Quem entrar numa unidade de terapia intensiva (UTI) neonatal agora poderá se surpreender com um profissional à beira do leito usando óculos de realidade virtual para atender a um recém-nascido. O dispositivo, que permite ao médico checar dados do paciente e seguir o passo a passo de procedimentos guiados em tempo real sem se afastar da criança, é apenas uma das inovações utilizadas por uma startup nacional a fim de intervir de forma rápida e precisa nos pequenos hospitalizados em estado de alto risco. A missão da PBSF, sigla em inglês para Protegendo Cérebros, Salvando Futuros, se revela no nome. Seu objetivo é dar a melhor assistência aos bebês que sofreram algum grau de falta de oxigenação durante ou após o parto — situação que afeta cerca de 20 000 crianças no Brasil anualmente. Para apoiar UTIs de norte a sul — inclusive em outras nações —, a empresa aposta em um sistema de monitoramento remoto dos sinais vitais e cerebrais, com suporte de inteligência artificial (IA).

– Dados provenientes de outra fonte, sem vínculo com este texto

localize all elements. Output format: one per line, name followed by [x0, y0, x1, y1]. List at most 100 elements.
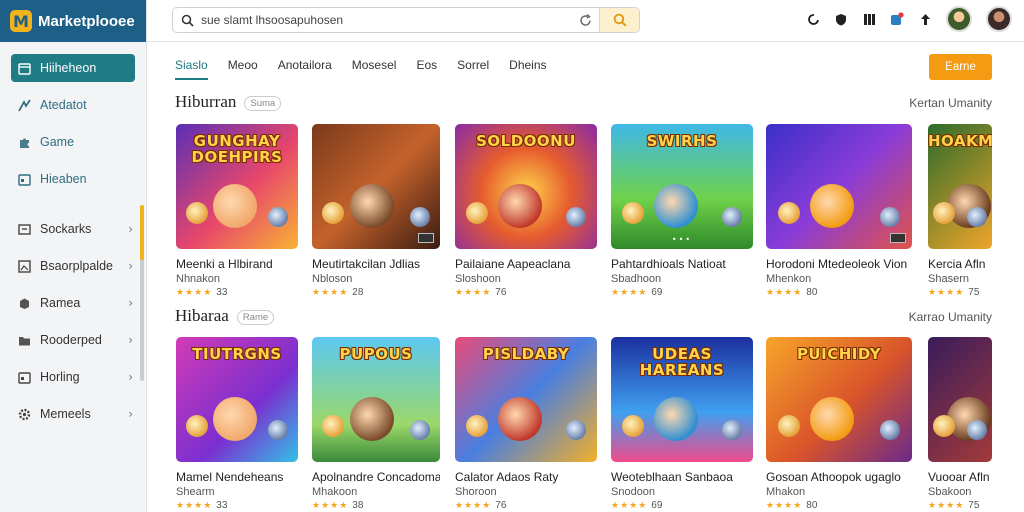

A asfixia perinatal, quadro provocado por problemas nos momentos próximos ao nascimento, chega a ser fatal em 25% dos casos e costuma deixar sequelas diversas, de paralisia cerebral a cegueira e surdez. Evitá-la ou mitigar seus danos é crítico para que as crianças tenham uma vida mais saudável e plena pela frente. O cuidado central para prevenir os piores desfechos é levar o recém-nascido a uma UTI neonatal e prover o atendimento certo na hora certa. Acontece que, pela falta de infraestrutura adequada e profissionais especializados, o Brasil pena para dar a guarida necessária. É aí que iniciativas como a PBSF fazem a diferença.
Trata-se, na verdade, de um movimento que ganha relevo no mundo todo. Um projeto pioneiro da Universidade do Sul da Austrália, por exemplo, aposta na IA e em câmeras ultrassensíveis para acompanhar os bebês — a ideia é inclusive abrir mão um dia dos sensores colados na pele deles. Para o período que antecede o parto, o Hospital Israelita Albert Einstein, em São Paulo, implementou uma tecnologia portuguesa que permite automatizar e verificar em tempo real se o feto está em sofrimento, o que viabiliza condutas preventivas. Filosofia semelhante guia a PBSF, que já tem quase 10 000 crianças assistidas no currículo. Por meio de um centro de vigilância remota conectado a 49 hospitais públicos e privados, ela emite alertas às equipes locais, monitora o estado dos recém-nascidos por meio de parâmetros como fluxo sanguíneo, oxigenação e atividade elétrica do cérebro e instrui os profissionais na linha de frente a intervir. “Tudo isso permite uma análise mais rápida dos casos, o que, consequentemente, melhora a tomada de decisões”, afirma o neonatologista Gabriel Variane, fundador da PBSF. A meta é reduzir ao máximo o risco de lesões neurológicas permanentes.
Na lida diária, os algoritmos de IA entram em cena. O software consegue identificar prematuramente crises convulsivas — uma espécie de curto-circuito nervoso que nem sempre é perceptível em bebês prematuros. Até hologramas são convocados à UTI. Se um médico encontrar dificuldades em determinado procedimento, pode utilizar óculos de realidade virtual mista, que irão projetar, como um tutorial, os protocolos de atendimento à sua frente enquanto, com as mãos livres, ele pode manipular o bebê. O intuito é aumentar a eficiência e homogeneidade das práticas no leito. Além disso, os óculos estão conectados à internet e podem transmitir videochamadas, de modo que um profissional menos experiente consegue tirar dúvidas e receber orientações com um especialista a quilômetros de distância. “As ferramentas que aproximam de forma imersiva os cuidados na saúde permitem ultrapassar barreiras e tornam a assistência mais eficaz”, diz Variane.
Essas operações high-tech podem salvar crianças que sofrem com convulsões, uma situação capaz de impor danos cerebrais irrecuperáveis e nem sempre flagrada pelo olhar humano a tempo. Segundo estudo da PBSF com 296 bebês monitorados que tiveram uma crise neurológica, 72% dos casos não apresentaram sinais captados por uma avaliação clínica tradicional. Com o aparato da startup, porém, foi possível detectar e agir na hora. Os resultados animadores, reconhecidos internacionalmente, ensejam uma ambição ousada, mas auspiciosa: zerar o número de crianças com deficiências evitáveis no planeta.